Step 1: Install Ollama
The first thing we’re going to do is to install Ollama. In Linux you can do this via:
curl -fsSL https://ollama.com/install.sh | sh
For Mac or Windows, you can download the installer from the Ollama website.
Step 2: Install a Model
Ollama supports many LLMs including llama3.2-vision which is a version of llama3.2 model with visual processing capabilities. Let’s go ahead and pull that from the Ollama repo.
ollama pull llama3.2-vision
Let’s verify if it was pulled correctly.
ollama ls
It should show the following:
NAME ID SIZE MODIFIED
llama3.2-vision:latest 085a1fdae525 7.9 GB 9 minutes ago
Step 3: Run A Model
Now let’s run the model we just pulled.
ollama run llama3.2-vision
You should see the prompt:
>>> Send a message (/? for help)
Type “Hello, Ollama!” and it should respond to you. You can chat with it as you would with ChatGPT. Once you’re happy, type “/bye”. We’re ready for the next step.
Step 4. Start the Ollama REST Service
Normally, the Ollama server is started upon boot up but to be sure, let’s start it manually.
ollama serve
If it responds with:
Error: listen tcp 127.0.0.1:11434: bind: address already in use
Then the server is already running at port 11434.
Step 5. Utilizing the REST Service
Remember our AI-Powered Business Card Reader? We will update it to use our local Llama 3.2 Vision model instead of an OpenAI model.
Let’s update the code to use the Ollama API. For more information on the endpoints, request, and response format, you can refer to the Ollama API Docs.
I called mine processCards-Ollama.js.

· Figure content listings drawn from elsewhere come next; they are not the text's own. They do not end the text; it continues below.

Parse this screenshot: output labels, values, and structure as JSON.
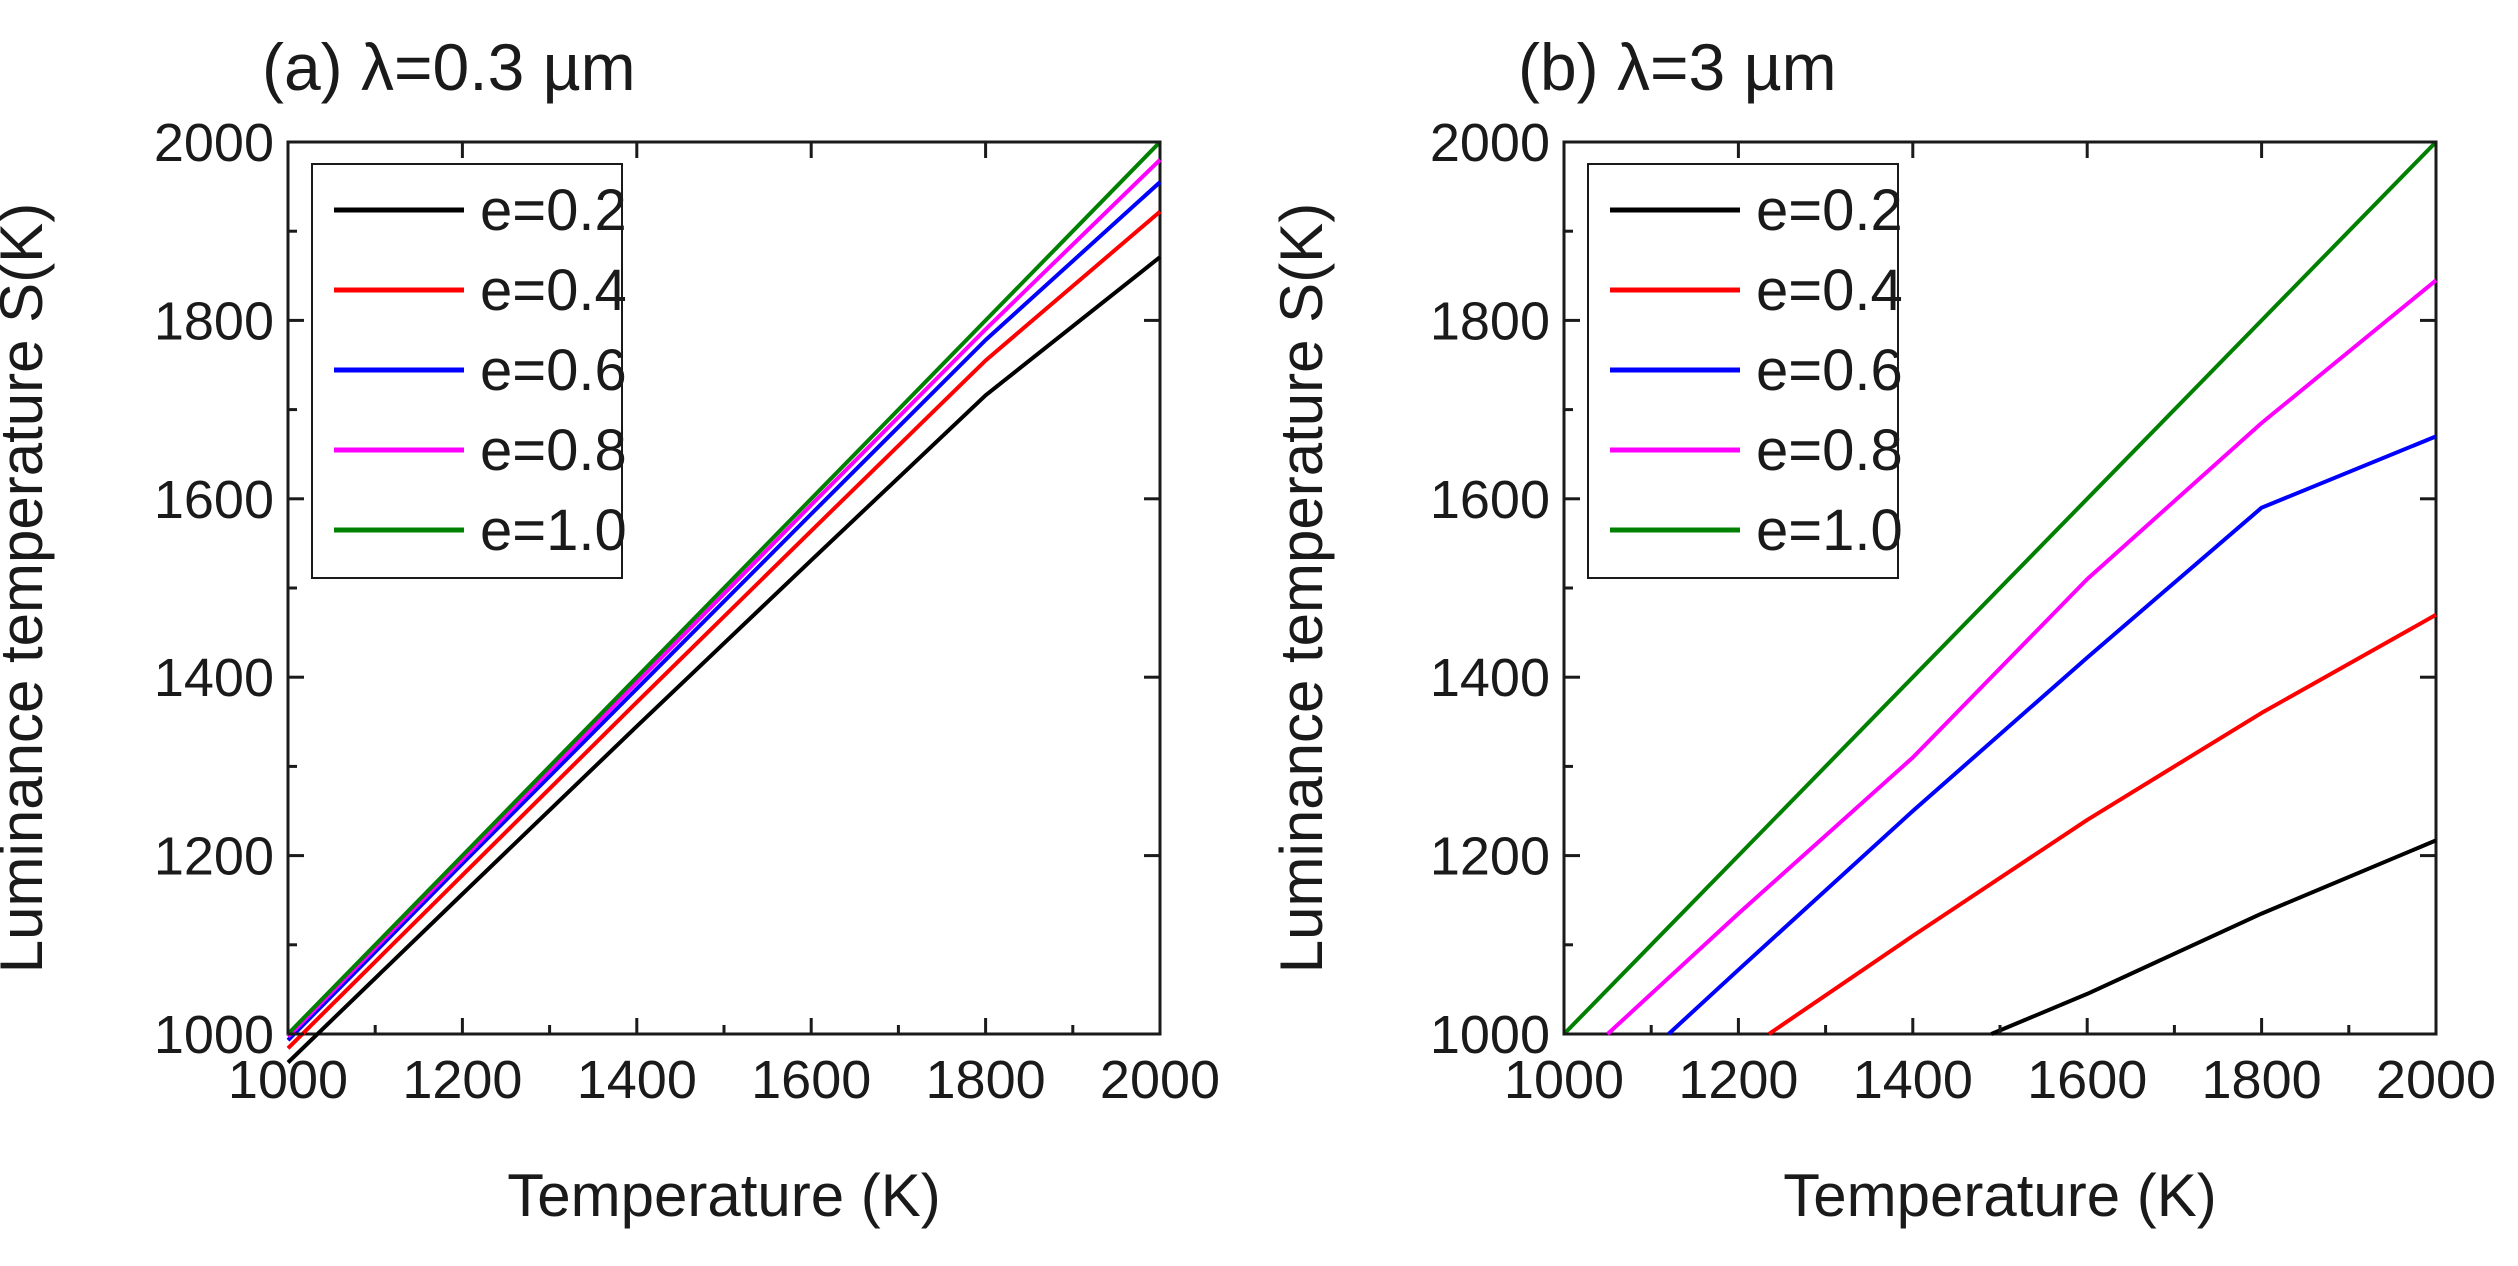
{
  "figure": {
    "description_free": true
  },
  "chart_data": [
    {
      "type": "line",
      "title": "(a) λ=0.3 µm",
      "xlabel": "Temperature (K)",
      "ylabel": "Luminance temperature S(K)",
      "xlim": [
        1000,
        2000
      ],
      "ylim": [
        1000,
        2000
      ],
      "xticks": [
        "1000",
        "1200",
        "1400",
        "1600",
        "1800",
        "2000"
      ],
      "yticks": [
        "1000",
        "1200",
        "1400",
        "1600",
        "1800",
        "2000"
      ],
      "legend_position": "top-left",
      "series": [
        {
          "name": "e=0.2",
          "color": "#000000",
          "x": [
            1000,
            1200,
            1400,
            1600,
            1800,
            2000
          ],
          "values": [
            968,
            1157,
            1345,
            1531,
            1716,
            1871
          ]
        },
        {
          "name": "e=0.4",
          "color": "#ff0000",
          "x": [
            1000,
            1200,
            1400,
            1600,
            1800,
            2000
          ],
          "values": [
            984,
            1178,
            1372,
            1564,
            1755,
            1922
          ]
        },
        {
          "name": "e=0.6",
          "color": "#0000ff",
          "x": [
            1000,
            1200,
            1400,
            1600,
            1800,
            2000
          ],
          "values": [
            993,
            1191,
            1387,
            1583,
            1778,
            1955
          ]
        },
        {
          "name": "e=0.8",
          "color": "#ff00ff",
          "x": [
            1000,
            1200,
            1400,
            1600,
            1800,
            2000
          ],
          "values": [
            997,
            1196,
            1394,
            1593,
            1790,
            1980
          ]
        },
        {
          "name": "e=1.0",
          "color": "#008000",
          "x": [
            1000,
            1200,
            1400,
            1600,
            1800,
            2000
          ],
          "values": [
            1000,
            1200,
            1400,
            1600,
            1800,
            2000
          ]
        }
      ]
    },
    {
      "type": "line",
      "title": "(b) λ=3 µm",
      "xlabel": "Temperature (K)",
      "ylabel": "Luminance temperature S(K)",
      "xlim": [
        1000,
        2000
      ],
      "ylim": [
        1000,
        2000
      ],
      "xticks": [
        "1000",
        "1200",
        "1400",
        "1600",
        "1800",
        "2000"
      ],
      "yticks": [
        "1000",
        "1200",
        "1400",
        "1600",
        "1800",
        "2000"
      ],
      "legend_position": "top-left",
      "series": [
        {
          "name": "e=0.2",
          "color": "#000000",
          "x": [
            1490,
            1600,
            1800,
            2000
          ],
          "values": [
            1000,
            1045,
            1135,
            1217
          ]
        },
        {
          "name": "e=0.4",
          "color": "#ff0000",
          "x": [
            1235,
            1400,
            1600,
            1800,
            2000
          ],
          "values": [
            1000,
            1110,
            1240,
            1360,
            1470
          ]
        },
        {
          "name": "e=0.6",
          "color": "#0000ff",
          "x": [
            1120,
            1200,
            1400,
            1600,
            1800,
            2000
          ],
          "values": [
            1000,
            1072,
            1250,
            1422,
            1590,
            1670
          ]
        },
        {
          "name": "e=0.8",
          "color": "#ff00ff",
          "x": [
            1050,
            1200,
            1400,
            1600,
            1800,
            2000
          ],
          "values": [
            1000,
            1135,
            1310,
            1510,
            1685,
            1845
          ]
        },
        {
          "name": "e=1.0",
          "color": "#008000",
          "x": [
            1000,
            1200,
            1400,
            1600,
            1800,
            2000
          ],
          "values": [
            1000,
            1200,
            1400,
            1600,
            1800,
            2000
          ]
        }
      ]
    }
  ]
}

Or you can get it on the GitHub repo.
// Import required modules
const axios = require('axios'); // For making HTTP requests
const fs = require('fs').promises; // For handling files asynchronously
const path = require('path'); // For working with file paths
// Ollama API endpoint
const OLLAMA_API_URL = "http://localhost:11434/api/chat";
// Check if file is an image
function isImageFile(filePath) {
const ext = path.extname(filePath).toLowerCase();
return ['.jpg', '.jpeg', '.png', '.gif'].includes(ext); // Adjust extensions as needed
}
// Send the image and prompt to Ollama
async function processImageFile(filePath) {
try {
// Read the image content as base64 encoded string
const imageBuffer = await fs.readFile(filePath);
const base64Image = Buffer.from(imageBuffer).toString("base64");
// Prepare the request payload
const payload = {
"model": "llama3.2-vision",
"stream": false,
"messages": [
{
"role": "user",
"content": "Identify the contact's name, title, email address, phone number, company name, industry, and website and output in a comma-delimited string.",
images: [base64Image],
}
]
};
// Send the request to Ollama
const response = await axios.post(OLLAMA_API_URL, payload, {
headers: {
'Content-Type': 'application/json',
},
});
const content = response.data.message.content;
return content;
} catch (error) {
console.error("Error processing image:", error.message);
}
}
// Append the result from Ollama to a CSV file
async function appendToFile(filePath, content) {
try {
await fs.appendFile(filePath, content + '\n', 'utf8');
console.log('Content appended successfully!');
} catch (err) {
console.error('Error appending content:', err);
}
}
// Go through each file in the folder
async function processFolder(folderPath) {
try {
const files = await fs.readdir(folderPath);
for (const file of files) {
const filePath = path.join(folderPath, file);
if (isImageFile(filePath)) {
const extractedData = await processImageFile(filePath);
if (extractedData) {
await appendToFile('contacts.csv', extractedData);
console.log('Processed:', filePath);
}
} else {
console.warn('Skipping non-image file:', filePath);
}
}
} catch (error) {
console.error('Error processing folder:', error);
}
}
// Get the folder containing the business card image files.
const folderPath = process.argv[2];
if (!folderPath) {
console.error("Please provide a folder path as an argument.");
process.exit(1);
}
processFolder(folderPath);
Step 6. Run the Code
Run the code from your shell prompt:
node processCards-Ollama images
If everything works out right, you should have a contacts.csv file that contains the business card information you want to get.